Detrend

Take a look the brightness graph you made in the preceding chapter.

Brightness of Trappist-1

Notice how the graph tends to flare up. This is a systemic problem that we should correct. We are going to do that by finding what trend the graph is following, and adjusting for that.

Processing

Before, we processed each row individually. Now we need to operate on the entire sequence. So instead iterating over each row, we are going to transform it directly.

Our data has two values, one for time and one for the brightness. We our responsible for turning the raw columns of our CSV into floating point values, perform our calculation and selecting the correct ones.

Up until now we never returned more than two or three values. For our current plan we are going to return more. In order to keep track of our data, we are going to create a datastructure.

var detrend_data {
    time: 0.0,
    brightness: 0.0,
    trend: 0.0,
    difference: 0.0,
}

We have created a few entries, some familiar, some unfamiliar. time and brightness are pretty self-explanatory. difference is intended to hold the difference between the brightness and the trend.

But how do we calculate the trend?

Strategies

Let us reflect on what we are trying to achieve. We have some data points \(y_{0}, y_{1}, \ldots, y_{n}\). We have a model that predicts that these values fluctuate around a given mean \(Y\), but for some reason or another, it doesn't.
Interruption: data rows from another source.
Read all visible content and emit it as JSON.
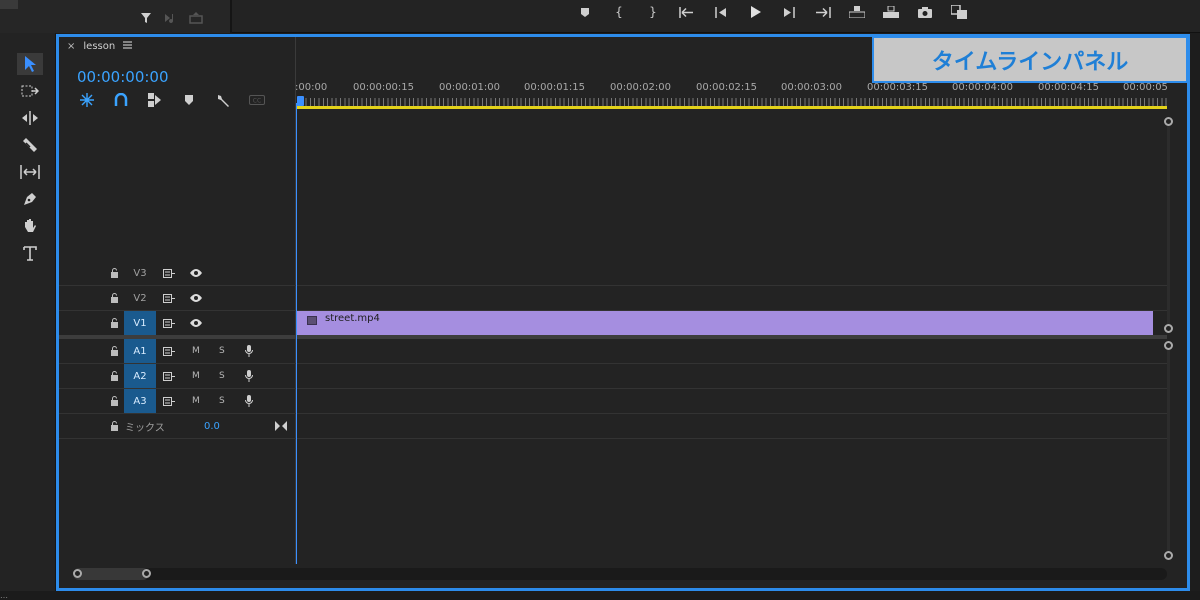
{
  "sequence": {
    "tab_label": "lesson",
    "timecode": "00:00:00:00"
  },
  "ruler": {
    "labels": [
      ":00:00",
      "00:00:00:15",
      "00:00:01:00",
      "00:00:01:15",
      "00:00:02:00",
      "00:00:02:15",
      "00:00:03:00",
      "00:00:03:15",
      "00:00:04:00",
      "00:00:04:15",
      "00:00:05"
    ]
  },
  "tracks": {
    "video": [
      {
        "name": "V3",
        "targeted": false
      },
      {
        "name": "V2",
        "targeted": false
      },
      {
        "name": "V1",
        "targeted": true
      }
    ],
    "audio": [
      {
        "name": "A1",
        "targeted": true
      },
      {
        "name": "A2",
        "targeted": true
      },
      {
        "name": "A3",
        "targeted": true
      }
    ],
    "mute_label": "M",
    "solo_label": "S",
    "mix": {
      "label": "ミックス",
      "value": "0.0"
    }
  },
  "clip": {
    "name": "street.mp4",
    "color": "#a58ee0"
  },
  "callout": {
    "text": "タイムラインパネル"
  },
  "colors": {
    "accent": "#2d8ceb",
    "timecode": "#3aa3ff",
    "workarea": "#e3d21a"
  },
  "icons": {
    "tools": [
      "selection-tool-icon",
      "track-select-forward-icon",
      "ripple-edit-icon",
      "razor-icon",
      "slip-icon",
      "pen-icon",
      "hand-icon",
      "type-icon"
    ],
    "transport": [
      "add-marker-icon",
      "mark-in-icon",
      "mark-out-icon",
      "go-to-in-icon",
      "step-back-icon",
      "play-icon",
      "step-forward-icon",
      "go-to-out-icon",
      "lift-icon",
      "extract-icon",
      "export-frame-icon",
      "comparison-view-icon"
    ]
  },
  "footer_text": "…"
}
Instead the values fluctuate around some function \(f\), for which we don't now the shape or form. This is called the trend.
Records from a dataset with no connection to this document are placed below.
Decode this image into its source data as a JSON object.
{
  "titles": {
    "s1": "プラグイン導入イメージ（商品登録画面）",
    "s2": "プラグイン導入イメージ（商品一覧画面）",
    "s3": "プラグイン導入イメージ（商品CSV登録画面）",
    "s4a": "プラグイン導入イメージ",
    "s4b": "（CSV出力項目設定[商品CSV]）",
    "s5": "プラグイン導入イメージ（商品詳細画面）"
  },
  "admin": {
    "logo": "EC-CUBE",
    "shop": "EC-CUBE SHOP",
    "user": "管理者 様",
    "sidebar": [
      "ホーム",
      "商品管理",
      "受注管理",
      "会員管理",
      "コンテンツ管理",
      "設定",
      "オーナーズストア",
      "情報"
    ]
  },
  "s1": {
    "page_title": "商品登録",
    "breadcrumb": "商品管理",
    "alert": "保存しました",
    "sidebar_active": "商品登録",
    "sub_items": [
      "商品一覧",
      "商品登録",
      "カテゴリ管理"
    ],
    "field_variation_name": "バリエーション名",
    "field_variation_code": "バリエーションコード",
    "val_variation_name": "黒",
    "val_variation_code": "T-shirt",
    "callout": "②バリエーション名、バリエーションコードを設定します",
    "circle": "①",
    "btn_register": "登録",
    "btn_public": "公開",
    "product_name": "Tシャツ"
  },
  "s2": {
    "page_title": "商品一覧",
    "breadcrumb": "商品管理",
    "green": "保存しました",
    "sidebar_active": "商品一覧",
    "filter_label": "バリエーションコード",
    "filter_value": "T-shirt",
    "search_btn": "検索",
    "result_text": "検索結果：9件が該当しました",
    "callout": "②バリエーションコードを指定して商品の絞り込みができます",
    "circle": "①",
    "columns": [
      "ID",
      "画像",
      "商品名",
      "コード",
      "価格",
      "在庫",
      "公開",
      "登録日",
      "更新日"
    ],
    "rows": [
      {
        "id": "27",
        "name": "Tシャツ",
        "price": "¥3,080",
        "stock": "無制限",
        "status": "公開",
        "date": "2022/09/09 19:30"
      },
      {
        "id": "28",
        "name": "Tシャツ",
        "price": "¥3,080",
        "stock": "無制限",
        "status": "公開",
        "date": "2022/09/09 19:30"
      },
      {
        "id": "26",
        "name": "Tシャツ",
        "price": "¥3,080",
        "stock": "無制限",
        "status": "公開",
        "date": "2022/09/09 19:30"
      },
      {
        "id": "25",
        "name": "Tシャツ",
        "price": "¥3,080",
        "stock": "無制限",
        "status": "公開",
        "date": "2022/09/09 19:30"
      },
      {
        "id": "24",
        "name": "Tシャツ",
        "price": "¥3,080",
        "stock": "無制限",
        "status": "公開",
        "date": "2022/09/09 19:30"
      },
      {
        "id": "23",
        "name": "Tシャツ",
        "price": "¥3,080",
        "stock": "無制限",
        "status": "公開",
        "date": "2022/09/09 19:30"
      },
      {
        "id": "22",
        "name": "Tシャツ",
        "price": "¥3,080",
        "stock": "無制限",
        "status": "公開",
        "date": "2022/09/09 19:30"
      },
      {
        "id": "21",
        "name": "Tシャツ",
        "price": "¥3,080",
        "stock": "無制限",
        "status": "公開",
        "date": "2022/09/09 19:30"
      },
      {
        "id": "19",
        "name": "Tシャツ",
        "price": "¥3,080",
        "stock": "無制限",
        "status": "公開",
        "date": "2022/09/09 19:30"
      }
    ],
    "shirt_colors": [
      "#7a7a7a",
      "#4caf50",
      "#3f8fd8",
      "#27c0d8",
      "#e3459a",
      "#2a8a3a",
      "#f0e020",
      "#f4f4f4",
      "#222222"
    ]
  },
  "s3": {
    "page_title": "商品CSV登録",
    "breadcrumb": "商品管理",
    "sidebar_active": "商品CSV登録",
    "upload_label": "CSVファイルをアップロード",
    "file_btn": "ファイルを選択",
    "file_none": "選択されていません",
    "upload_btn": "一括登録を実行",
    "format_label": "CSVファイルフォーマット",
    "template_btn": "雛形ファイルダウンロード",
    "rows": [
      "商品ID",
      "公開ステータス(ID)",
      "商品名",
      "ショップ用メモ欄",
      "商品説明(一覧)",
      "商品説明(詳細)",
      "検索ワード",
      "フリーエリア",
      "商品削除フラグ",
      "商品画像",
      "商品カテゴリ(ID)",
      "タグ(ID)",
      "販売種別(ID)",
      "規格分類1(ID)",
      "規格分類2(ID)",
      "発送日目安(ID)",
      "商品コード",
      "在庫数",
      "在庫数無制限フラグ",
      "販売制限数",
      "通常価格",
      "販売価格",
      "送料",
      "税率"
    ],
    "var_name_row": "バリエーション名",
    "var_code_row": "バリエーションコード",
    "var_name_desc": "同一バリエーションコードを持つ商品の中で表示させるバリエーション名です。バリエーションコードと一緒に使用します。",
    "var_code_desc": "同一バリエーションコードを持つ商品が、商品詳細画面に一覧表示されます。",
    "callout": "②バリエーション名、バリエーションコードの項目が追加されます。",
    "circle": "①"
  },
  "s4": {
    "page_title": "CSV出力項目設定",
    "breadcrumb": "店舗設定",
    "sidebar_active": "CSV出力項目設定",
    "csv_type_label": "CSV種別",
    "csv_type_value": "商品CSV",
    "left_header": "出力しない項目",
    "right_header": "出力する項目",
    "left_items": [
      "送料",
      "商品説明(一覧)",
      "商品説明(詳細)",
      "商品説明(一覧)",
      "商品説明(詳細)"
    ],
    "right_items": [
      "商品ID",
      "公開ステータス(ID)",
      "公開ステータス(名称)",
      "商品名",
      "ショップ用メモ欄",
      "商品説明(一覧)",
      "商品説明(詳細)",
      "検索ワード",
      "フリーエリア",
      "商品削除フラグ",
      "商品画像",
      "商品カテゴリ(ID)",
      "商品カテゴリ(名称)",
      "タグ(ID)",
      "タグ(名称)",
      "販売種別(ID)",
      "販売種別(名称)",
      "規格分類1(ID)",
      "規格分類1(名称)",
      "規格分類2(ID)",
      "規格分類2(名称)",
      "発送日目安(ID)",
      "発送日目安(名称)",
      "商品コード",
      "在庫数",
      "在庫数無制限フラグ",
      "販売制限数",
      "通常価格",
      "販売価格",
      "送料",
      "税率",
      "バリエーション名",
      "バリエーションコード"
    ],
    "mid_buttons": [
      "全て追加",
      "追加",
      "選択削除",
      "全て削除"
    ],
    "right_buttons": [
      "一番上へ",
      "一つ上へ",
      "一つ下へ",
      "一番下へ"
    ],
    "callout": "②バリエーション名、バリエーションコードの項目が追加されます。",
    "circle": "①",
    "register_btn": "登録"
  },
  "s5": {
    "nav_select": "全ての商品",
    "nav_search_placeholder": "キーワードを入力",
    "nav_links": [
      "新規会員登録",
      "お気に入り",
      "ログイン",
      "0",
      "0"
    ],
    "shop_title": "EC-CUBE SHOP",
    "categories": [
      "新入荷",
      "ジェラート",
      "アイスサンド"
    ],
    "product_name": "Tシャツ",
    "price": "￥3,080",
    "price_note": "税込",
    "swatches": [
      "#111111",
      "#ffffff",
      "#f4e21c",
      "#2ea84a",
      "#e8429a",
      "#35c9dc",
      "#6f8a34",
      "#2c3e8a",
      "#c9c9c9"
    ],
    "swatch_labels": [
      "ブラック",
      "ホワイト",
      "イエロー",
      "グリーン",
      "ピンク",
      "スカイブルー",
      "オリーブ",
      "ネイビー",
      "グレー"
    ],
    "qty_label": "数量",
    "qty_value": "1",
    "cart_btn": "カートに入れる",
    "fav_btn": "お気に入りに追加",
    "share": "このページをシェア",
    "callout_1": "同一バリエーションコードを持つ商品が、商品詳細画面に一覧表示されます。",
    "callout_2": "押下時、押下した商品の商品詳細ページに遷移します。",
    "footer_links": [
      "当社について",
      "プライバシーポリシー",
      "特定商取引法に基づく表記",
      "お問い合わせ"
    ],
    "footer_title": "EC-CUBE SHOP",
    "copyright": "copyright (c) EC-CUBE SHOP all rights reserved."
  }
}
Our goal is to approximate the trend function \(f\) by a function that we can calculate from the data. Next we can analyze the actual signal by removing the trend. In effect we will look at the de-trended signal \(y_{0} - t(0), y_{1} - t(1), \ldots, y_{n} - t(n)\). Here \(t\) is our approximation for the trend.

We shall do this by providing the values of our approximation.

There are numerous strategies for determining the trend in a sequence of data. Below you can find a strategy we have selected for this workshop.

Weighted Trend

With the notations from the preceding section the weighted trend algorithm is as follows. First you pick a parameter \(\alpha\) such that it lies between zero and one, i.e. \(0 \le \alpha \le 1\).

Next we will explain how to calculate each point of our approximation to the trend.

  • \(t_{0} = y_{0}\). I.e. our first approximation is the first value of our sequence of data.
  • \(t_{i} = \alpha y_{i} + (1-\alpha) t_{i-1}\). I.e. our trend tends towards the new value of our sequence, but is a but reluctant. It tends to stick to the previous values.

Let's implement this algorithm. With our detrend_data structure, we have an opportunity to directly implement the different branches of our algorithm. Since our data gets delivered to us in as a pair of floating point values, we better accept it as an argument in our transformer and pick the pair apart.

const time = parseFloat(data[0]);
const brightness = parseFloat(data[1]);

It is little more than giving things in the name. Next we will use the previous detrend_data that we have, and use it to determine what the next detrend_data should be. Because this depends on the new data and the parameter \(\alpha\), we better use them both.

const trend = alpha * brightness + (1 - alpha) * previous_detrend_data.trend;
const difference = brightness - trend;
detrend_data = {
    'time': time,
    'brightness': brightness,
    'trend': trend,
    'difference': difference
};

We calculate the trend as described in the algorithm, and calculate the difference from the brightness and the freshly calculated trend.

But where does the previous_detrend_data come from? We initialize it outside the transformer to undefined, and check if we processed a previous_detrend_data or that we need to initialize it

var detrend_data;
if (previous_detrend_data) {
    /* calculate the detrend_data  */
} else {
    /* initialize detrend_data */
}
previous_detrend_data = detrend_data;

We initialize the detrend_data by assign sane values to it.

detrend_data = {
    'time': time,
    'brightness': brightness,
    'trend': brightness,
    'difference': 0
};

In either way, we set the previous_detrend_data to our current detrend_data so that it is ready for the next row.

Now that we have our data, we can let our csv pipeline process it. We only need to return an array of the data we are interested in.

return [
    detrend_data.time, 
    detrend_data.brightness, 
    detrend_data.trend, 
    detrend_data.difference
];

Further Considerations

How does the weighted detrend behave for known functions? Try to plot an step function, i.e. a series that starts out 0 and than is 1 through out, and detrend it.

What other kind of detrend strategies can you come up with?